Hits Great, Misses Dull in Who Is America?

Reviewers split on Sacha Baron Cohen's latest
By Rob Quinn,  Newser Staff
Posted Jul 16, 2018 5:08 AM CDT
New Baron Cohen Show 'Hit and Miss'
Dormer Alaska Gov. Sarah Palin a and former Alabama Chief Justice Roy Moore are among Baron Cohen's targets in later episodes.   (AP Photo)

Sacha Baron Cohen is back—and Sarah Palin wasn't the only person he was able to dupe in new series Who Is America?, which debuted on Showtime on Sunday night. In the first of seven episodes, the British comedian of Borat fame meets assorted Americans while posing as conspiracy-obsessed Billy Wayne Ruddick Jr., Israeli terrorism expert Col. Erran Morad, ultra-liberal Dr. Nira Cain-N'Degeocello, and ex-con artist Rick Sherman. Here's what reviewers are saying:

  • Hit and miss. The only effective segment of the four was the one involving Morad, who managed to persuade gun enthusiast Philip Van Cleave to take part in a video for "Kinderguardians," which advocates arming 4-year-olds and features guns disguised as stuffed animals, writes Linda Holmes at NPR. Segments like the one where Ruddick meets Bernie Sanders don't work as well because the subjects aren't in agreement with the Baron Cohen character, instead considering him a crackpot.

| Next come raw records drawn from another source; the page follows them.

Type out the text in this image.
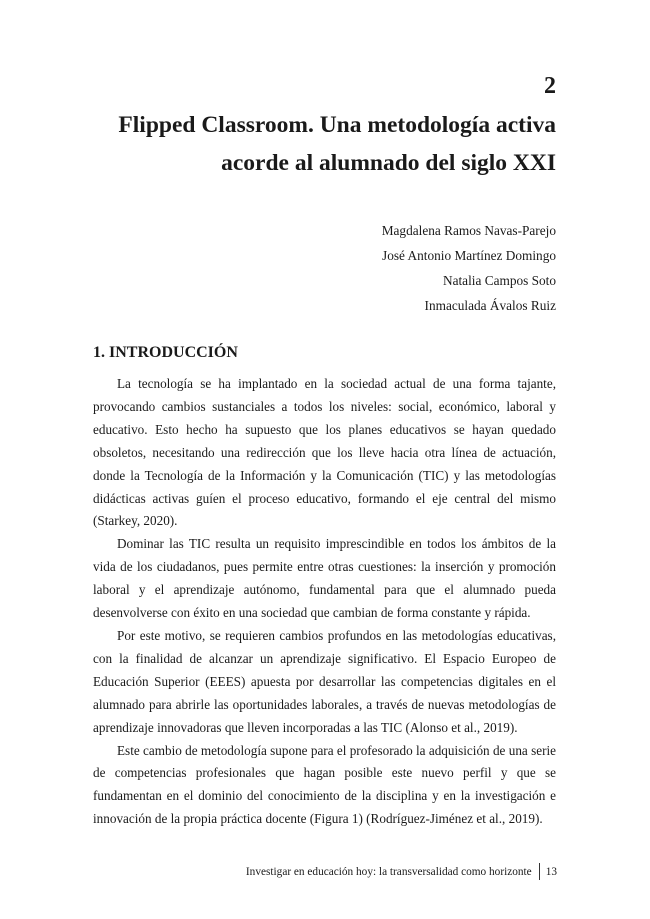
2
Flipped Classroom. Una metodología activa
acorde al alumnado del siglo XXI
Magdalena Ramos Navas-Parejo
José Antonio Martínez Domingo
Natalia Campos Soto
Inmaculada Ávalos Ruiz
1. INTRODUCCIÓN

La tecnología se ha implantado en la sociedad actual de una forma tajante, provocando cambios sustanciales a todos los niveles: social, económico, laboral y educativo. Esto hecho ha supuesto que los planes educativos se hayan quedado obsoletos, necesitando una redirección que los lleve hacia otra línea de actuación, donde la Tecnología de la Información y la Comunicación (TIC) y las metodologías didácticas activas guíen el proceso educativo, formando el eje central del mismo (Starkey, 2020).

Dominar las TIC resulta un requisito imprescindible en todos los ámbitos de la vida de los ciudadanos, pues permite entre otras cuestiones: la inserción y promoción laboral y el aprendizaje autónomo, fundamental para que el alumnado pueda desenvolverse con éxito en una sociedad que cambian de forma constante y rápida.

Por este motivo, se requieren cambios profundos en las metodologías educativas, con la finalidad de alcanzar un aprendizaje significativo. El Espacio Europeo de Educación Superior (EEES) apuesta por desarrollar las competencias digitales en el alumnado para abrirle las oportunidades laborales, a través de nuevas metodologías de aprendizaje innovadoras que lleven incorporadas a las TIC (Alonso et al., 2019).

Este cambio de metodología supone para el profesorado la adquisición de una serie de competencias profesionales que hagan posible este nuevo perfil y que se fundamentan en el dominio del conocimiento de la disciplina y en la investigación e innovación de la propia práctica docente (Figura 1) (Rodríguez-Jiménez et al., 2019).

Investigar en educación hoy: la transversalidad como horizonte 13
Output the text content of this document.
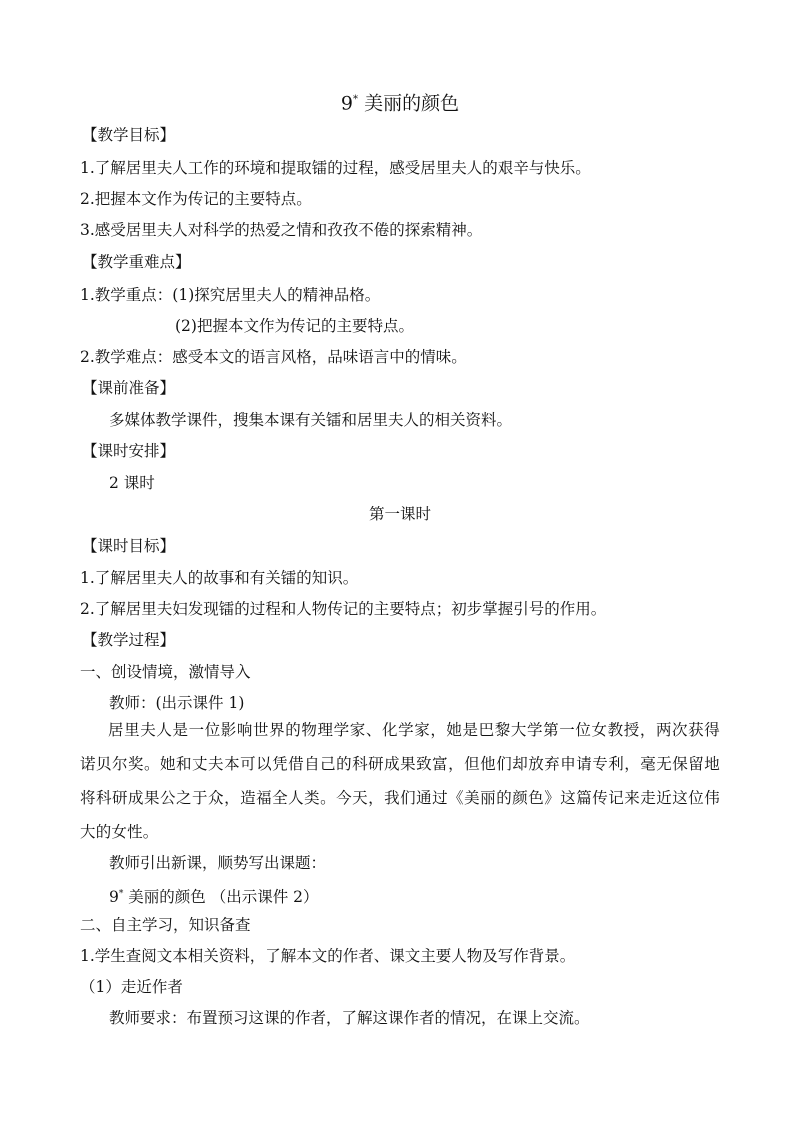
9* 美丽的颜色
【教学目标】
1.了解居里夫人工作的环境和提取镭的过程，感受居里夫人的艰辛与快乐。
2.把握本文作为传记的主要特点。
3.感受居里夫人对科学的热爱之情和孜孜不倦的探索精神。
【教学重难点】
1.教学重点：(1)探究居里夫人的精神品格。
(2)把握本文作为传记的主要特点。
2.教学难点：感受本文的语言风格，品味语言中的情味。
【课前准备】
多媒体教学课件，搜集本课有关镭和居里夫人的相关资料。
【课时安排】
2 课时
第一课时
【课时目标】
1.了解居里夫人的故事和有关镭的知识。
2.了解居里夫妇发现镭的过程和人物传记的主要特点；初步掌握引号的作用。
【教学过程】
一、创设情境，激情导入
教师：(出示课件 1)
居里夫人是一位影响世界的物理学家、化学家，她是巴黎大学第一位女教授，两次获得诺贝尔奖。她和丈夫本可以凭借自己的科研成果致富，但他们却放弃申请专利，毫无保留地将科研成果公之于众，造福全人类。今天，我们通过《美丽的颜色》这篇传记来走近这位伟大的女性。
教师引出新课，顺势写出课题：
9* 美丽的颜色 （出示课件 2）
二、自主学习，知识备查
1.学生查阅文本相关资料，了解本文的作者、课文主要人物及写作背景。
（1）走近作者
教师要求：布置预习这课的作者，了解这课作者的情况，在课上交流。
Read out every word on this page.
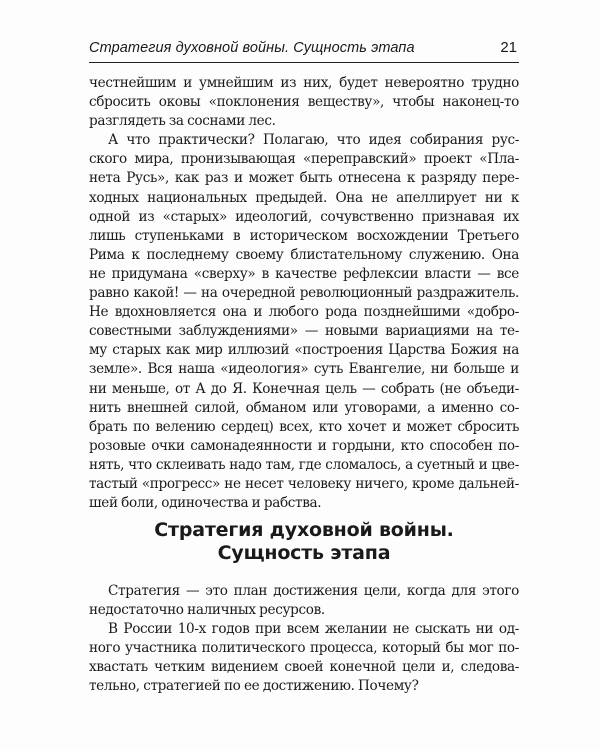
Стратегия духовной войны. Сущность этапа	21
честнейшим и умнейшим из них, будет невероятно трудно
сбросить оковы «поклонения веществу», чтобы наконец-то
разглядеть за соснами лес.
А что практически? Полагаю, что идея собирания рус-
ского мира, пронизывающая «переправский» проект «Пла-
нета Русь», как раз и может быть отнесена к разряду пере-
ходных национальных предыдей. Она не апеллирует ни к
одной из «старых» идеологий, сочувственно признавая их
лишь ступеньками в историческом восхождении Третьего
Рима к последнему своему блистательному служению. Она
не придумана «сверху» в качестве рефлексии власти — все
равно какой! — на очередной революционный раздражитель.
Не вдохновляется она и любого рода позднейшими «добро-
совестными заблуждениями» — новыми вариациями на те-
му старых как мир иллюзий «построения Царства Божия на
земле». Вся наша «идеология» суть Евангелие, ни больше и
ни меньше, от А до Я. Конечная цель — собрать (не объеди-
нить внешней силой, обманом или уговорами, а именно со-
брать по велению сердец) всех, кто хочет и может сбросить
розовые очки самонадеянности и гордыни, кто способен по-
нять, что склеивать надо там, где сломалось, а суетный и цве-
тастый «прогресс» не несет человеку ничего, кроме дальней-
шей боли, одиночества и рабства.
Стратегия духовной войны.
Сущность этапа
Стратегия — это план достижения цели, когда для этого
недостаточно наличных ресурсов.
В России 10-х годов при всем желании не сыскать ни од-
ного участника политического процесса, который бы мог по-
хвастать четким видением своей конечной цели и, следова-
тельно, стратегией по ее достижению. Почему?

  • "Aims high but goes low." Charles Bramesco at the Guardian found it frustrating that the gun segment worked so well, while others, including one in which Sherman "pitches his bodily-secretion artworks to a Laguna Beach dealer," flopped. "In a fractious and chaotic nation beset by families torn asunder, militarized forces suppressing protests, and lives lost, he sets the bar extremely high for himself," he writes. "When he manages to clear it, the results are dazzling ... but anything less feels like a waste of time."
  • The great divide. Baron Cohen also mocks liberals, but for them, the "show serves as a kind of horror-comedy comfort food, a cathartic validation of the feelings brought on by the current news," writes Steven Zeitchek at the Washington Post. But at the same time, "it is likely to reinforce the beliefs of the conservatives who view Hollywood as, essentially, a place of knee-jerk scorn that will stop at nothing to mock its audiences, particularly in middle America."
  • "No moments of truth." The show "offers no moments of truth when the hunted, led to the extremes by a stranger with funny facial hair, finally realize that they are in a logical pretzel and suddenly comprehend the consequences of their thinking," writes Mark Kennedy at the AP. "No, Baron Cohen isn't interested in confronting his subjects head-on or breaking them like 60 Minutes, only mining the absurdist humor of those who are absolutely certain they are right." He adds, however, that the upcoming second episode is better than the first.